Additionally, the introduction of the lightweight BLBlock structure addresses a well-known trade-off in model design: the balance between computational complexity and detection performance. By strategically combining efficient convolution operations and adaptive attention refinement, YOLOv8_RBean achieves significant reductions in parameter count and computational cost without sacrificing accuracy. This suggests that the model’s architecture can scale well to resource-constrained agricultural scenarios, such as mobile or edge deployments on drones and field robots. In comparison with YOLOv8n, YOLOv10n, and YOLOv11n, YOLOv8_RBean is only slightly lower in accuracy than YOLOv9s but has distinct advantages in model efficiency.
In practical applications, although most models in the literature have high accuracy, they are often limited by device performance and deployment environment. For example, while the CoffeeNet model proposed by Nawaz et al. [
10] achieved good results in coffee leaf disease recognition, its high computational cost limited its application in real agricultural environments. While optimizing detection accuracy, the YOLOv8_RBean model considered the needs of edge computing and real-time detection, proposing a lightweight design applicable to resource-constrained environments, making it deployable efficiently on agricultural IoT platforms, drones, or field robots.
Despite the important technical advances made in this study, challenges remain. First, the model’s performance under extreme lighting conditions still shows some fluctuations, and, in particular, the stability of model performance at different stages of plant growth remains to be improved. This highlights the need for further optimization of data augmentation strategies and domain adaptation learning methods. Second, although the model performs excellently on most types of lesions, there are still some difficulties in detecting early symptoms, especially minor changes that are visually difficult to distinguish.
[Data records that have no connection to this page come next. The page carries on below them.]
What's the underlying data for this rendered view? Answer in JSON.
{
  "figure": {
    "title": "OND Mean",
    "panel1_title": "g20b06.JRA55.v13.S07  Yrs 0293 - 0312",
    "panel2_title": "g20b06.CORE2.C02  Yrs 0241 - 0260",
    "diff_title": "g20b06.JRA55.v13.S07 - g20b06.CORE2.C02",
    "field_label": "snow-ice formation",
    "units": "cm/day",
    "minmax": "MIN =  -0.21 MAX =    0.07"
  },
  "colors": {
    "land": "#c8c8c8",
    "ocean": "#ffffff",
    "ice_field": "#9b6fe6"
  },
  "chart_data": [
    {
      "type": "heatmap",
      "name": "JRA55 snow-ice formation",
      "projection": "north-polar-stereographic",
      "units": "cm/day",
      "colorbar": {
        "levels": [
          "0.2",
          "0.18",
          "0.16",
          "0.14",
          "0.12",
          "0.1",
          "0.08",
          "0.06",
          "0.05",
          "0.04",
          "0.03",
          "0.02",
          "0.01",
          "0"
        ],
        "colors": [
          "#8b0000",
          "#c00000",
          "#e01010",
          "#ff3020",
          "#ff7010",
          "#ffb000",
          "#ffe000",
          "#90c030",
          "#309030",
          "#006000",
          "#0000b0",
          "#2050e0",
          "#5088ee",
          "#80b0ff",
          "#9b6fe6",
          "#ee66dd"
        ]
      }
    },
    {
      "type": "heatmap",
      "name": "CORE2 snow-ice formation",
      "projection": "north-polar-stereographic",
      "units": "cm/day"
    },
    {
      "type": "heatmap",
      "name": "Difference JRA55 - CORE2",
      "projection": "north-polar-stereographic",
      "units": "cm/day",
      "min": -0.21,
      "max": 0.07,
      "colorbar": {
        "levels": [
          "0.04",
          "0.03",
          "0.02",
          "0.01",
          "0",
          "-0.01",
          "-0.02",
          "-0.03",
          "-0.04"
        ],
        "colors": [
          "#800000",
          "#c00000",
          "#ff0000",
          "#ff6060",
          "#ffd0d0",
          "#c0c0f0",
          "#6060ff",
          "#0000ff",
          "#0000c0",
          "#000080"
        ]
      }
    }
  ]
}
This indicates that further exploration is needed in pathological modeling and data representation.
Future research directions should focus on the following: (1) Expanding the training dataset to cover different environments and plant growth stages; (2) exploring cross-species transfer learning to enhance the generality of the model; (3) integrating agricultural expert knowledge into the training phase to bridge the semantic gap between model predictions and actual agricultural decision-making.
Through comparison with the existing literature, this study has made important contributions in several aspects: First, YOLOv8_RBean significantly enhances the detection capability for complex diseases (especially early and irregular morphology diseases) by introducing BeanConv and LA attention mechanisms; second, the lightweight design of the BLBlock module effectively reduces computational costs, enabling the model to meet the requirements of practical agricultural deployment; finally, although there is still room for improvement in adaptability to different lighting conditions and growth stages, the model has provided efficient and practical technical support for intelligent agricultural disease detection.